There was a period in history when veering deeper into physically uncomfortable yet treasure-bearing climates was more reality than dream. I’ve long fantasized about such things, but in trying to put myself there, I can only imagine my dreams surviving in the absence of fear, even with an active desire for marvel.
With an entirely different motive, things wouldn’t be so uncontrollable.
When toils aren’t for mere personal fulfilment but instead to sponsor growth of a town, a community, an economy, reservations lessen for what you were dispatched to do. So you press forward, only to find that what should be energising — openness and relative freedom — actually constitute conditions defined by your foremost fears. Difference being, bowing under pressure is no longer an option.
Trading gaze-demanding treasures for wads of nothingness — a pocket full of sunshine for a fistful of dirt clods — is SteamWorld Dig. Thinking myself to be delirious and cowardly to accept entry to conditions I wouldn’t brave outside the game world, I quickly found myself wondering why it is that I welcome staggering through the dank quarters of a monolithic dungeon, yet am frightened to put myself in the abyssal confines of what is essentially a reverse tower with palatial-sized corridors.
I may be armed with the right supplies for navigation and health, but my biggest threat — excess freedom caused by exposed ground — transforms a case of get-in, get-out spelunking into a more thorough search.
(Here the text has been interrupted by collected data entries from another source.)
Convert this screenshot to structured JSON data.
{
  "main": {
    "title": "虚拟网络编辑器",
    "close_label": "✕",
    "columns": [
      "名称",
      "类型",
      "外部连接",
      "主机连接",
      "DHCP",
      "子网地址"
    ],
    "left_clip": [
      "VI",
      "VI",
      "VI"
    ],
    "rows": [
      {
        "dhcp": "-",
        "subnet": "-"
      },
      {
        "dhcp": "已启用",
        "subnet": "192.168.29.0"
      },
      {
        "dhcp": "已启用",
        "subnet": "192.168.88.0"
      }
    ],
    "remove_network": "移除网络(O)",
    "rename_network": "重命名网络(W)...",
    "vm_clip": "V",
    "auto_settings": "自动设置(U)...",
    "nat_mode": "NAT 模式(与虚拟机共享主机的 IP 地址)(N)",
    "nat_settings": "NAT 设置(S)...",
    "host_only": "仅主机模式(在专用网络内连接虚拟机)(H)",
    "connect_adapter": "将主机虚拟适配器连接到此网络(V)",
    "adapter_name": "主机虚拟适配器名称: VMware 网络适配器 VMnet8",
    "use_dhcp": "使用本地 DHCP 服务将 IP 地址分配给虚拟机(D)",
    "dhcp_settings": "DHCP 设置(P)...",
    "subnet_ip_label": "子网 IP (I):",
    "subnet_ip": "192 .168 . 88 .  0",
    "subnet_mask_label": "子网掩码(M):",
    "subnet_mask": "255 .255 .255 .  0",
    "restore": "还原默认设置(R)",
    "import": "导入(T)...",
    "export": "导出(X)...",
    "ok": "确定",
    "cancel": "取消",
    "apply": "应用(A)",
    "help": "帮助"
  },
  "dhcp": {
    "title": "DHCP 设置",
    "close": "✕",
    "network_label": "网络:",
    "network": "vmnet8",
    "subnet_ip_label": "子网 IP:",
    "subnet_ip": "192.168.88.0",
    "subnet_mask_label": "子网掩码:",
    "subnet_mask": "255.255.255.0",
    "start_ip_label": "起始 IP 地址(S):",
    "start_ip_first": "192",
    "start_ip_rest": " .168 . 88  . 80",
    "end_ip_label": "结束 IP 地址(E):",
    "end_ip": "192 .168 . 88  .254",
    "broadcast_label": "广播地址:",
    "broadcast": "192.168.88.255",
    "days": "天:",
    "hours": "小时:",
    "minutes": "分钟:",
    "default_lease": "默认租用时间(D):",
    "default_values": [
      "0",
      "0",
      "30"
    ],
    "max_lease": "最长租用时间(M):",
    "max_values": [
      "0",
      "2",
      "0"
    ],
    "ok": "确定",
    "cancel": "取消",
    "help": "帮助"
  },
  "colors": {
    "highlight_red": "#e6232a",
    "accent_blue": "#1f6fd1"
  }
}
The thrill of what awaits me at the furthest depths should supply boundless motivation. But what I can only describe as selfishness prevents me from acting, feeling as though my arms were being twisted backward – to be subdued, and then thrown in against my will.
Indeed, the deeper I headed into the belly of the beast, the more my fears dispersed from my strong inclination to explore and absorb. After much resistance, my adventurous spirit had returned.
20,000 feet underground
Playing SteamWorld Dig feels like something out of Jules Verne’s mind, not only for being set in a steampunk universe, but because the experience resembles that of a deep-sea venture. As if taking on the role of a coal miner, the above-surface western plane acts as your hub, with three underground entry points and stations through which tool enhancements can be obtained, treasures can be appraised, and post-death tips are freely offered.
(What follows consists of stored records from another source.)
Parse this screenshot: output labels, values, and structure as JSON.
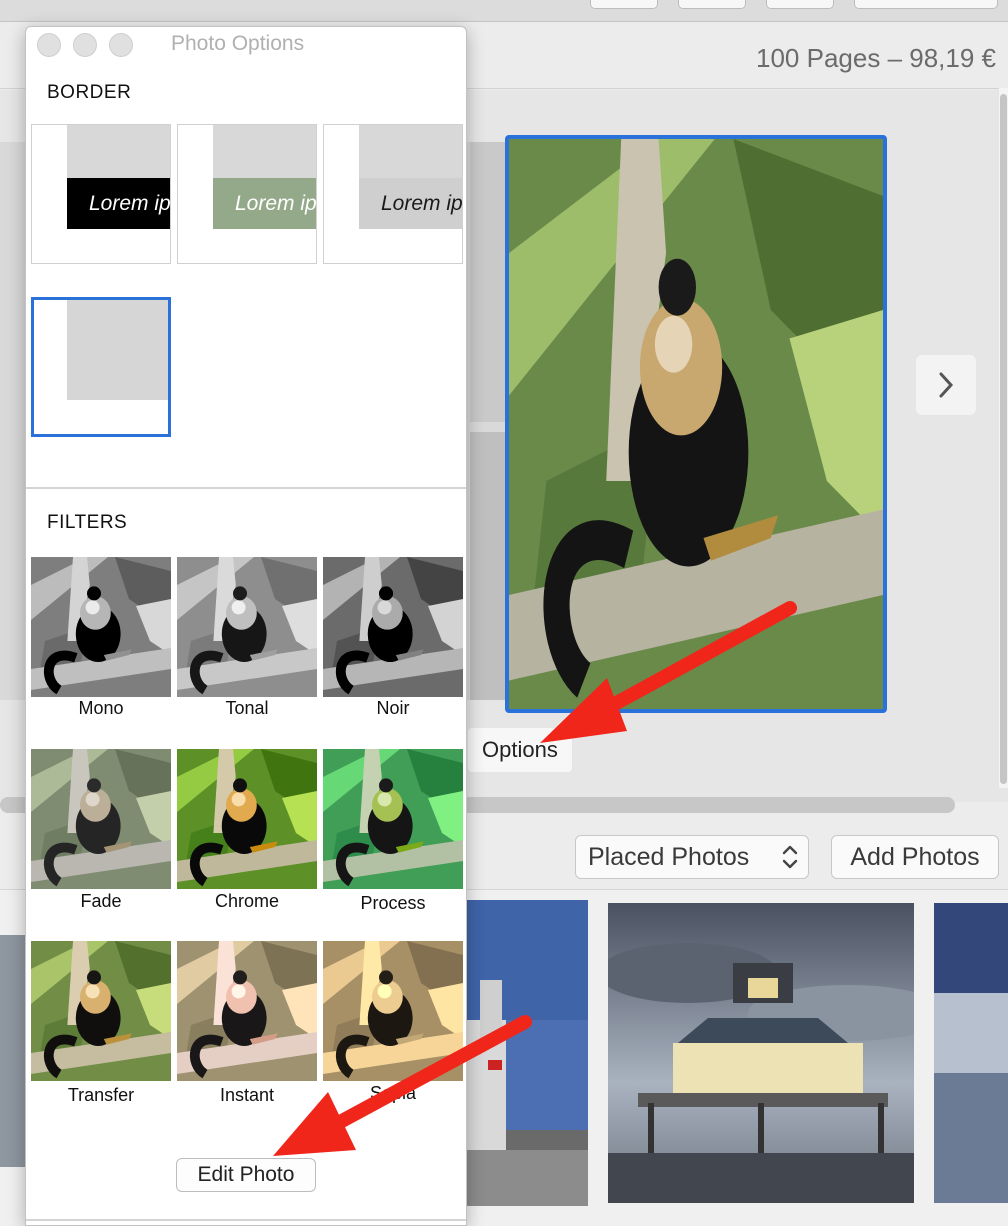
{
  "header": {
    "page_info": "100 Pages – 98,19 €"
  },
  "canvas": {
    "options_label": "Options",
    "next_icon": "chevron-right-icon"
  },
  "photos_toolbar": {
    "source_select": "Placed Photos",
    "add_label": "Add Photos"
  },
  "panel": {
    "title": "Photo Options",
    "border_section": "BORDER",
    "border_options": [
      {
        "caption": "Lorem ip",
        "caption_bg": "#000000",
        "caption_color": "#ffffff"
      },
      {
        "caption": "Lorem ip",
        "caption_bg": "#93a98a",
        "caption_color": "#ffffff"
      },
      {
        "caption": "Lorem ip",
        "caption_bg": "#cfcfcf",
        "caption_color": "#1a1a1a"
      },
      {
        "caption": "",
        "selected": true
      }
    ],
    "filters_section": "FILTERS",
    "filters": [
      "Mono",
      "Tonal",
      "Noir",
      "Fade",
      "Chrome",
      "Process",
      "Transfer",
      "Instant",
      "Sepia"
    ],
    "edit_label": "Edit Photo"
  },
  "colors": {
    "selection_blue": "#2a72d9",
    "annotation_red": "#f0261b"
  }
}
In scaling back its inner RPG drive, SteamWorld Dig maintains a superb disposition of subtle straightforwardness without being primitively linear. There’s the goal of “journeying to the centre of the Earth,” of course, but to reach this core much has to be accomplished and preserved along the way.
Dirt patches and slabs of rock are to be destroyed, not to reveal a set pathway, but to forge your own routes. The initial tedium of this — having to slash at material multiple times before it crumbles — is allayed very quickly through the provision of a snappier and more damaging pickaxe, introducing the prospect of added upgrades and less delayed navigation as the experience progresses.
Loot bags dropped by enemies and other collectibles are to be cashed in for shopping money, with more vendors setting up shop as the town’s market grows. After some time, tool upgrades will reach a benchmark where Orbs are also needed, found in more periodic supply down below. Water is another essential resource, by which some tools are powered and the later use of the Steam Jump ability relies on, requiring balance and cautioning against frilly use of your abilities.
But perhaps most essential of all these is light, for without it, you’re left with a view restrained to only what’s directly around you.